Suudlu yetkililerin, olan insani faciaları insani kontrolün ötesinde olaylar ve ilahi kaderin kaçınılmaz sonucu olarak göstermeleri, Allah'a atılan büyük bir iftiradır. Suudluların kendi sorumluluklarını örtmek için kadere sığınarak Allah'ı yaşanan faciaların sorumlusu olarak gösteren teolojik gerekçeler üretmeleri, tam bir saptırmadır. Suudlu yetkililer, Allah'ı suçlamaları yetmiyormuş gibi, yaşananların sorumluluğunu Afrikalı hacıların üstüne yıkan açıklamalarda bulunmaktadırlar. İslam dünyasında artık sorumluluğu Allah'a, İslam'a ve masum insanlara atma saptırmasından vazgeçilmeli, her kişi, grup ve güç, yaptıklarının sorumluluğunu sonuçlarıyla beraber üzerine alma erdemine sahip olmalıdır. Yaşadığımız facialar, ilahi kader yüzünden değil, Suud diktatörlüğü gibi İslam coğrafyasını kurutan ve sömüren ilkel kabilevi otoriter yapılar yüzündendir.

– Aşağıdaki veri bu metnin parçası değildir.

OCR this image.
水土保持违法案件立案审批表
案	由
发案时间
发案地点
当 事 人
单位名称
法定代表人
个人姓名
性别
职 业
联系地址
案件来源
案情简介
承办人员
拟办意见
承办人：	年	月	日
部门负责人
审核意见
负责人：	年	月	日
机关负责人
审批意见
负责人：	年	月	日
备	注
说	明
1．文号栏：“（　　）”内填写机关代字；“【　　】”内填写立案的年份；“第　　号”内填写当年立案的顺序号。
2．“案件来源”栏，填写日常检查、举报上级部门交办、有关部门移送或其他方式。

Şimdiye kadar yüzlerce insanın hayatını kaybettiği onlarca facia yaşandı. Yaşadığımız acı facialardan ders alınmadığı ve güvenli bir hac organizasyonunun yapılması konusunda başarısız olunduğu görülmektedir. İslam ülkelerinde her yapılanın yapanın yanına kar kaldığı anlayışı değişmelidir. Artık, hiçbir şey, yapanın yanına kar kalmamalıdır. Suud yönetiminin, insanlığa ve Müslümanlara hesap vermesi için küresel düzeyde kampanyalar düzenlenmeli ve Suud yönetimi üzerinde uluslararası baskı oluşturulmalıdır. Faciaların oluşmasında ihmali, yetersizliği ve tedbirsizliği olan herkes cezasını çekmelidir.
Mekke, hiçbir canlıya zarar vermemenin emredildiği, herkesin ve her şeyin kendisini güvende hissetmesi gereken emin beldedir. İnsanlar, Kabe'de ibadetlerini icra ederken bile güvende değiller ve hayatlarını kaybetmektedirler. Mekke-Medine konusunda icraatlar yapan ve hac organizasyonunun düzenlenmesini kontrolünde tutan otoriteler, eleştirel olarak sorgulanmalı, daha güvenli bir hac organizasyonu için rasyonel ve bilimsel tedbirler alınmalıdır. Mekke'nin tekrar emin belde olması için katılımcılığa, açıklığa, akla, bilime, özgürlüğe ve şeffaflığa ihtiyaç vardır.